Life insurers see their cash-value life insurance policies as powerful Swiss Army knives that can help clients do everything from saving for college bills to supplementing retirement income.

But the insurance agents, securities sales representatives and financial advisors who help people buy life insurance tend to spend a lot more time talking about the death benefits.

Ernst & Young and LIMRA have published data supporting that conclusion in a summary of results from a survey of about 900 financial professionals who had at least three years of financial services sales experience.

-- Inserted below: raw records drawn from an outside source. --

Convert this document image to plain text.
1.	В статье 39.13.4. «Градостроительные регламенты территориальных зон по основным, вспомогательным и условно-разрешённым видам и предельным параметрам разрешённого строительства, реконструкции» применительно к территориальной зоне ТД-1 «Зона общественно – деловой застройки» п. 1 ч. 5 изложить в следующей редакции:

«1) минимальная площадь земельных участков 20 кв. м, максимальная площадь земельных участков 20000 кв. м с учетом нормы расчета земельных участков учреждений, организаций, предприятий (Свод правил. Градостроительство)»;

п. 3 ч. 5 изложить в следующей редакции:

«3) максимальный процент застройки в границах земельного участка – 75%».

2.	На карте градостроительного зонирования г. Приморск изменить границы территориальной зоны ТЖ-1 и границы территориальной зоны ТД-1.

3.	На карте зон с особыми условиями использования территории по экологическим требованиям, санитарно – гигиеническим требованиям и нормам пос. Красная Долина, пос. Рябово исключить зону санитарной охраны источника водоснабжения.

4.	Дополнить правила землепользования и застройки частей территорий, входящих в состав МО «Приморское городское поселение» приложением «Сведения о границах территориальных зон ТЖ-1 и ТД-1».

About 89% of the financial professionals who participated said they emphasize death benefits and death benefit options during life insurance discussions. Only 51% said they often talk about cash-value withdrawals.

What It Means

Life insurers are having a hard time telling your clients that cash-value life insurance policies can help with retirement planning efforts and other life planning efforts, not just with protecting families against the risk of a parent’s premature death.

Cash-Value Life

Term life policies protect an insured’s beneficiaries against the death of the insured for a set price for a specified term. The policyholder may be able to extend the coverage for a higher price or convert the coverage to cash-value coverage.

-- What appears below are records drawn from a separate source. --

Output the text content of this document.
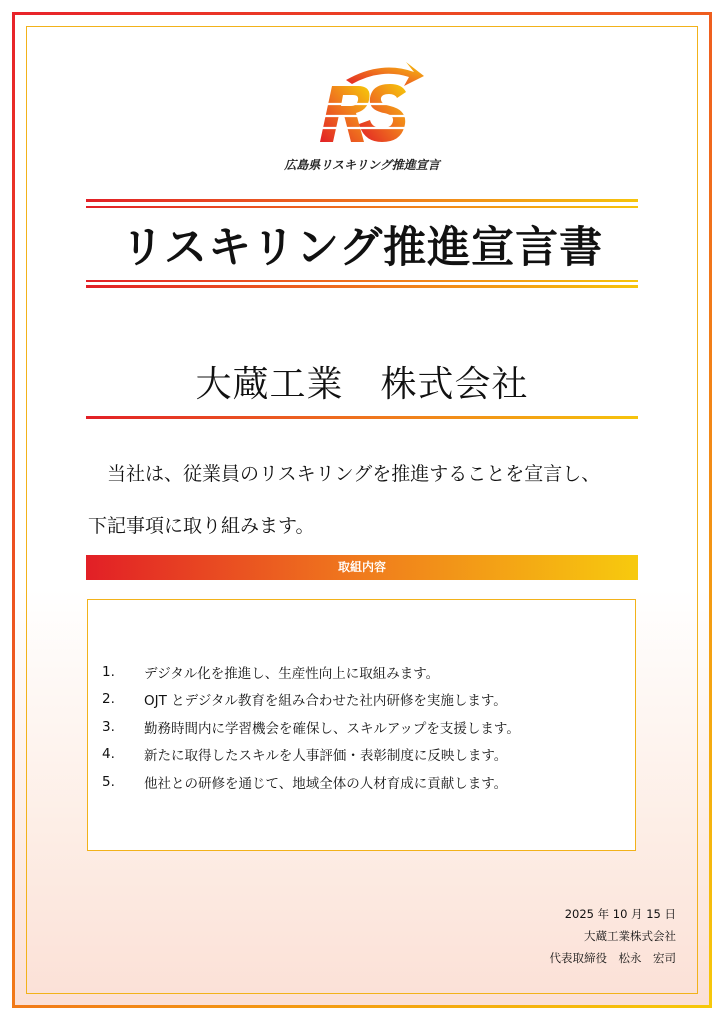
広島県リスキリング推進宣言
リスキリング推進宣言書
大蔵工業　株式会社

　当社は、従業員のリスキリングを推進することを宣言し、

下記事項に取り組みます。

取組内容
1.	デジタル化を推進し、生産性向上に取組みます。
2.	OJT とデジタル教育を組み合わせた社内研修を実施します。
3.	勤務時間内に学習機会を確保し、スキルアップを支援します。
4.	新たに取得したスキルを人事評価・表彰制度に反映します。
5.	他社との研修を通じて、地域全体の人材育成に貢献します。
2025 年 10 月 15 日
大蔵工業株式会社
代表取締役　松永　宏司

Term life policies and their riders are designed to pay benefits when the insured dies or experiences specified triggering conditions, such as a terminal illness.

Typical cash-value policies are designed to stay in force until an age ranging from 90 to 121.

The policy builds cash value over time, and the policyholder can use the cash value to buy future life insurance premium. The policyholder may also be able to use tax-free policy loans or other strategies to tap the cash value.

If the policyholder fails to pay back policy loans before the insured dies, the insurer deducts the amount owed from the death benefits.

Law firms court consumers with warnings about what can happen when policyholders take out policy loans or use the policy cash value in other ways without fully understanding the implications.

Kurta Law, for example, notes that tax benefits may disappear if a variable universal life policy lapses, and the lapse of a VUL policy may saddle clients with big tax bills.

The Discussions

Today, financial professionals may be shying away from mentioning the ways clients can use life policies while the clients are still alive: Ernst & Young and LIMRA report that only 34% of the financial professionals included in their survey often talk about policy loan provisions during life insurance discussions.

Ten percent of the financial professionals never mention cash-value withdrawals, and 18% never mention policy loan provisions.

Financial professionals also downplay some other product features: 62% of the financial professionals said they do not talk about tax-deferred account value growth or the financial strength of insurers very often.